Después fue maravilloso yacer simplemente al resplandor del fuego, notando que la vida retornaba a mis miembros doloridos y embotados; me obligué, sin embargo, a considerar mi singular situación y a prestar a mi entorno un poco de atención reflexiva. Comprendí que estaba en la sala de Lena: ella y su marido debían de haberme recogido del umbral y acomodado delante de la lumbre. Eran sus murmullos lo que oía: estaban detrás de mí, a una cierta distancia —era evidente que no habían captado el destello de mis ojos abiertos— y hablaban de mí en un tono interrogante.
—¿Pero quién puede ser? —oí decir al hombre.
—No lo sé —dijo Lena.
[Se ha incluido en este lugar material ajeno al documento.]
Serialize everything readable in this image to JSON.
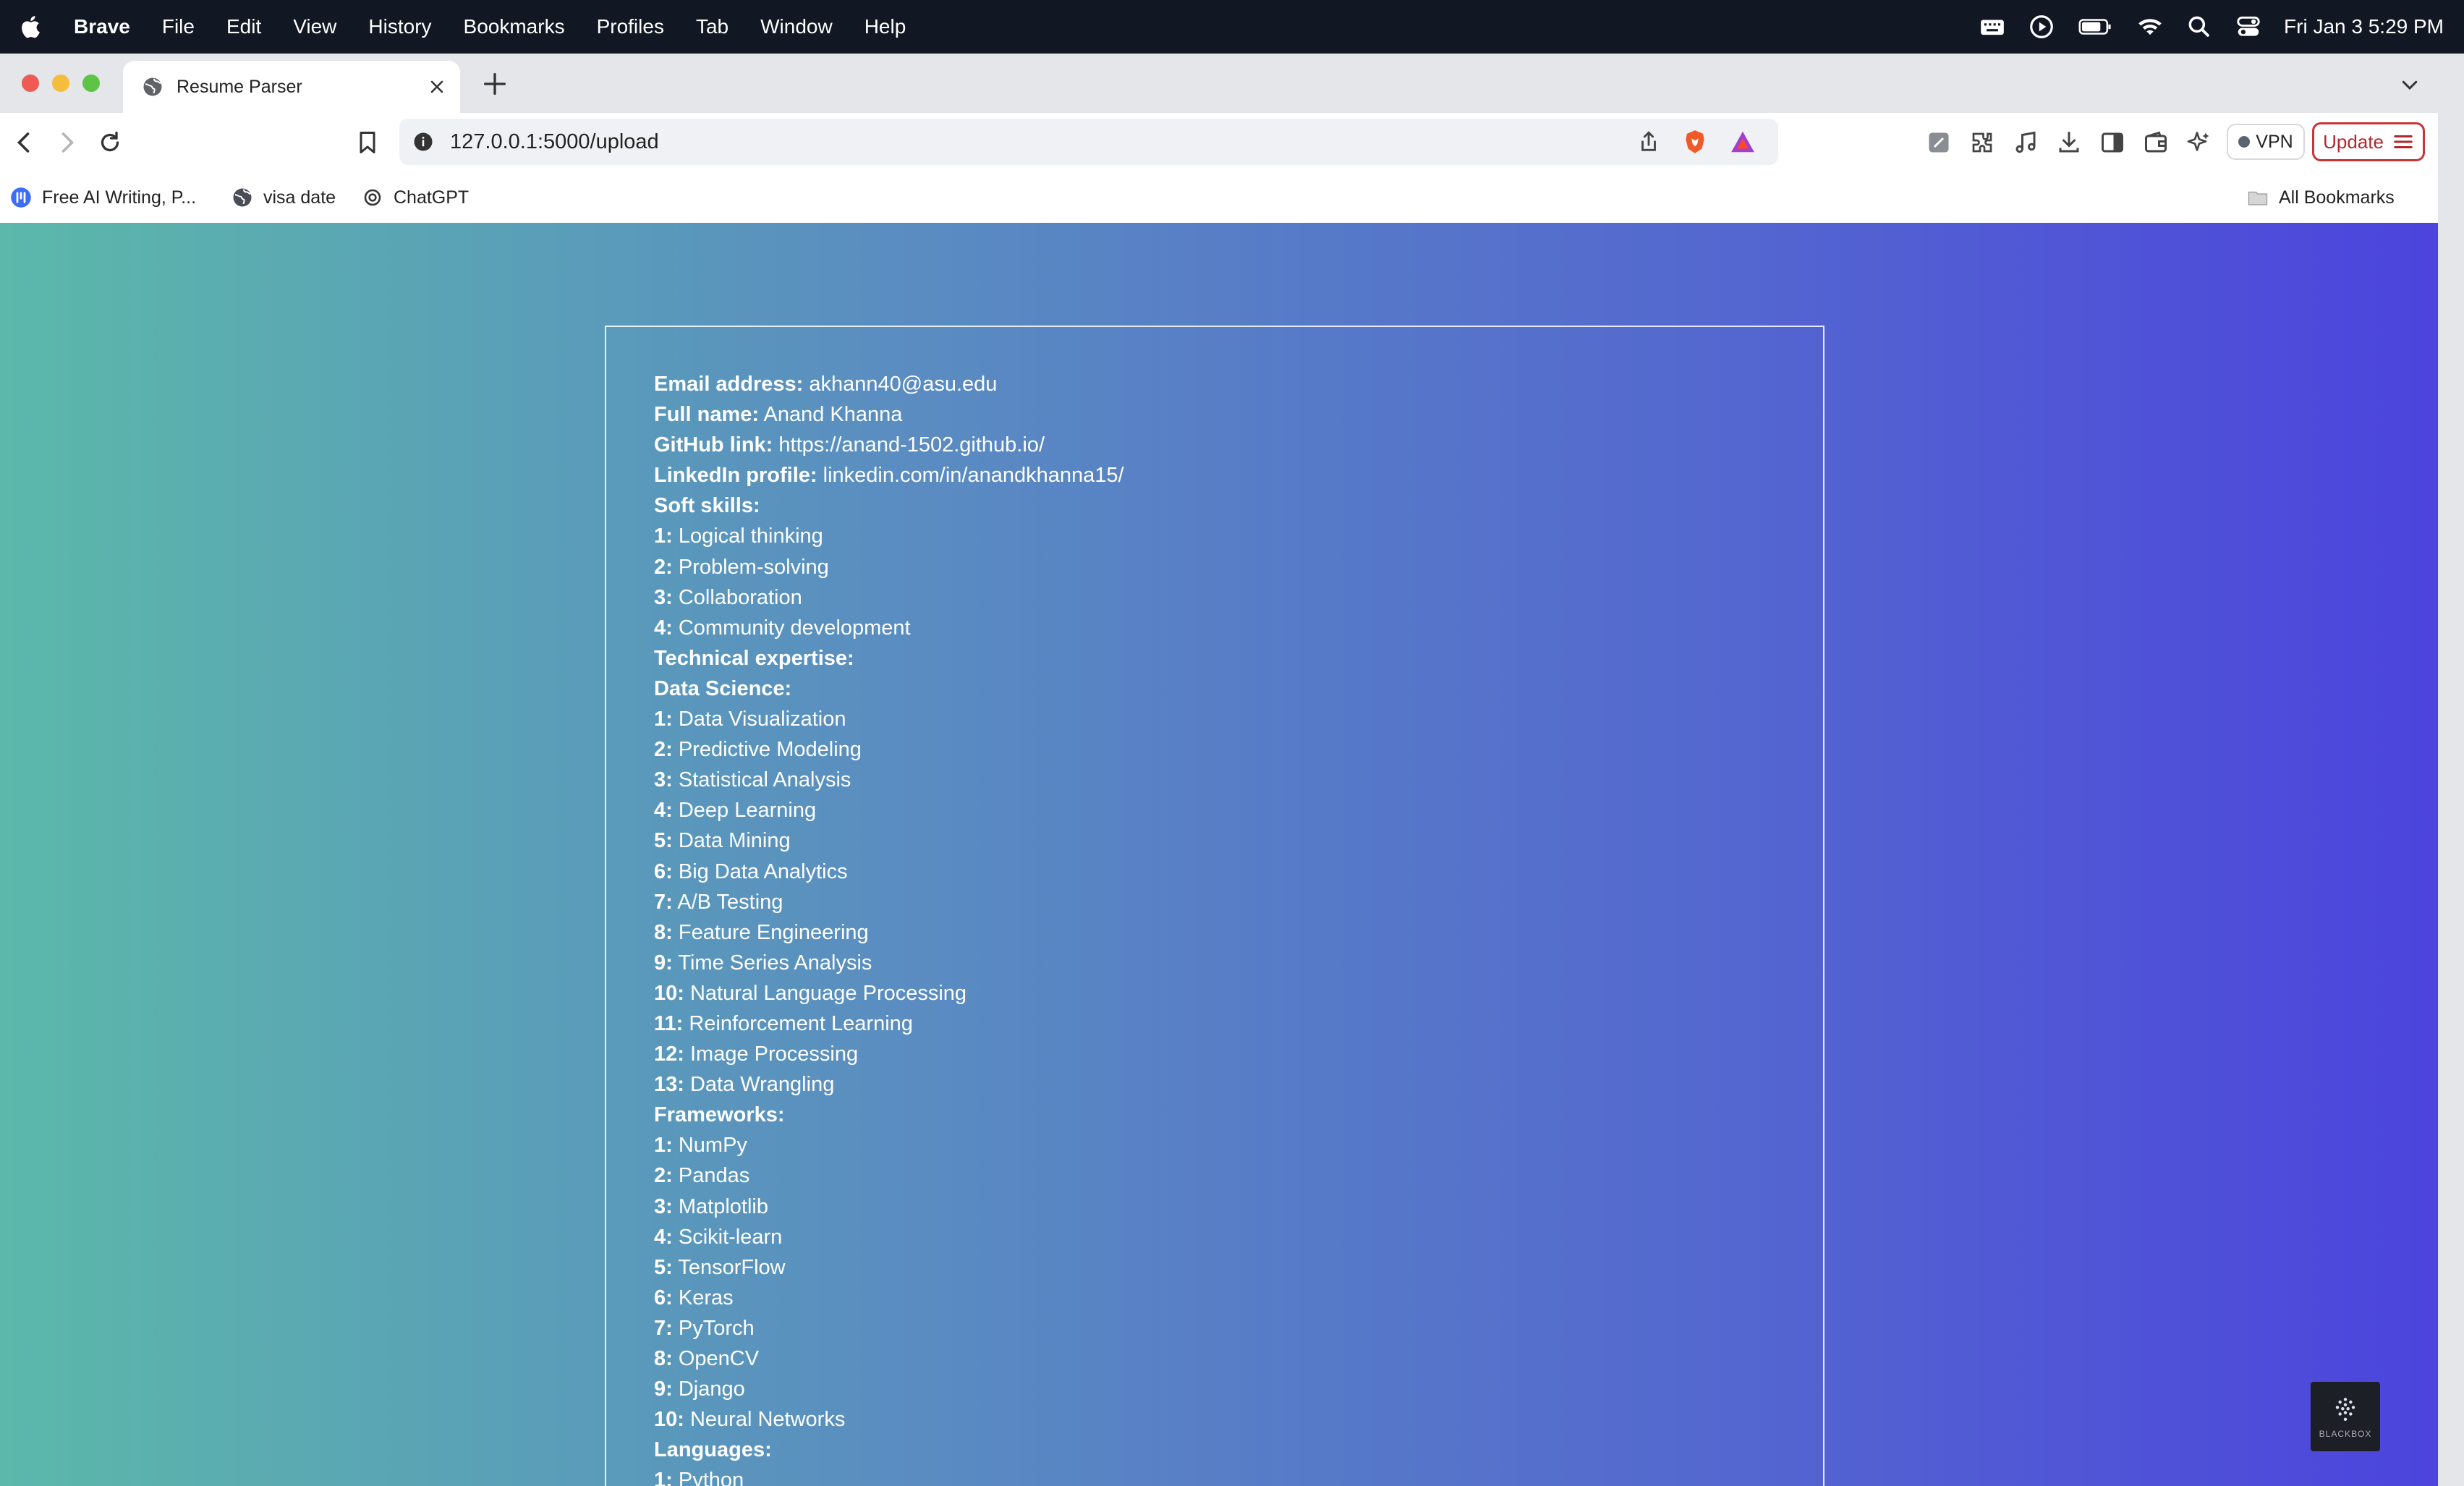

Hubo un crujido, seguido de un silencio, en el que percibí que ella amusgaba los ojos para observar mis facciones—. Pero —continuó— hay algo en su cara que me resulta conocido...
—Mira que mejilla —dijo el hombre, en voz más baja—. Mira su pobre traje y su sombrero. ¡Mira que pelo! ¿Crees que habrá estado en la cárcel? ¿No podría ser una de tus chicas recién salida del reformatorio? —Hubo otra pausa; tal vez Lena se encogió de hombros—. Pues yo diría que ha estado en la cárcel —prosiguió el hombre—, a juzgar por el penoso estado de su pelo...
Oír esto me indignó una pizca, y la indignación me hizo dar un respingo.
—¡Mira! —dijo el hombre—. Está despertando.
Al abrir de nuevo los ojos le vi inclinarse sobre mí. Era un hombre de rasgos muy agradables, con el pelo corto, de un color rubio rojizo, y un conjunto de bigotes y patillas que le asemejaba al marinero que aparece en los paquetes de tabaco Players. Esta idea me despertó al instante el deseo de fumar un cigarrillo, y emití una tosecilla seca. El hombre se acuclilló y me dio una palmada en el hombro.
—Oiga, señorita —dijo—. ¿Se encuentra bien, querida? ¿Se ha recuperado? Está entre amigos, ¿sabe?
Su voz y sus modales eran tan afables que —todavía débil y levemente aturdida por el desmayo— noté que las lágrimas asomaban a mis ojos y me llevé una mano a la frente para contenerlas. Al retirar la mano me pareció ver sangre; di un grito, creyendo que estaba otra vez sangrando por la nariz. Pero no era sangre; era sólo la lluvia que había empapado mi sombrero burdo y el tinte se había esparcido por mi frente en grandes vetas carmesíes y húmedas.
¡En qué macho me había convertido Andrea! Pensarlo precipitó por fin una oleada de terribles y serios sollozos de vergüenza. Al verlo, el hombre sacó un pañuelo y me palmeó de nuevo el brazo.
—Supongo —dijo— que le apetecerá tomar algo caliente.
Asentí y él se levantó y se fue. Lena ocupó su sitio. Debía de haber dejado al bebé en alguna parte, pues ahora tenía los brazos rígidamente cruzados sobre el pecho.
—¿Se siente mejor? —me preguntó. Su tono no era tan amable como había sido el del marido, y su mirada era más severa. Dije que sí con un gesto, y ella me ayudó a levantarme del suelo y a sentarme en una butaca cerca del fuego. Vi que el bebé estaba tumbado de espaldas en otra, uniendo y desuniendo sus manitas. De una habitación contigua —la cocina, supuse— llegó el tintineo de vajilla y un silbido desafinado. Me soné la nariz y me sequé la cabeza; lloré otro poco y me quedé más calmada. Miré a Lena y dije:

—Siento haberme presentado aquí en semejante estado. —Ella no dijo nada—. Supongo que se preguntará quién soy... Ella esbozó una débil sonrisa.
—Un poco, sí.
—Soy... —empecé, y tosí para encubrir mi titubeo. ¿Qué podía decirle? ¿Soy la chica que flirteó contigo un día, hace dieciocho meses? ¿Soy la chica que te invitó a cenar y te dejó plantada, sin decir una palabra, en Judd Street?—. Soy una amiga de Miss Derby —dije al fin.
Lena parpadeó.
—¿Miss Derby? —dijo—. ¿Miss Derby, la del Ponsonby Trust? Asentí.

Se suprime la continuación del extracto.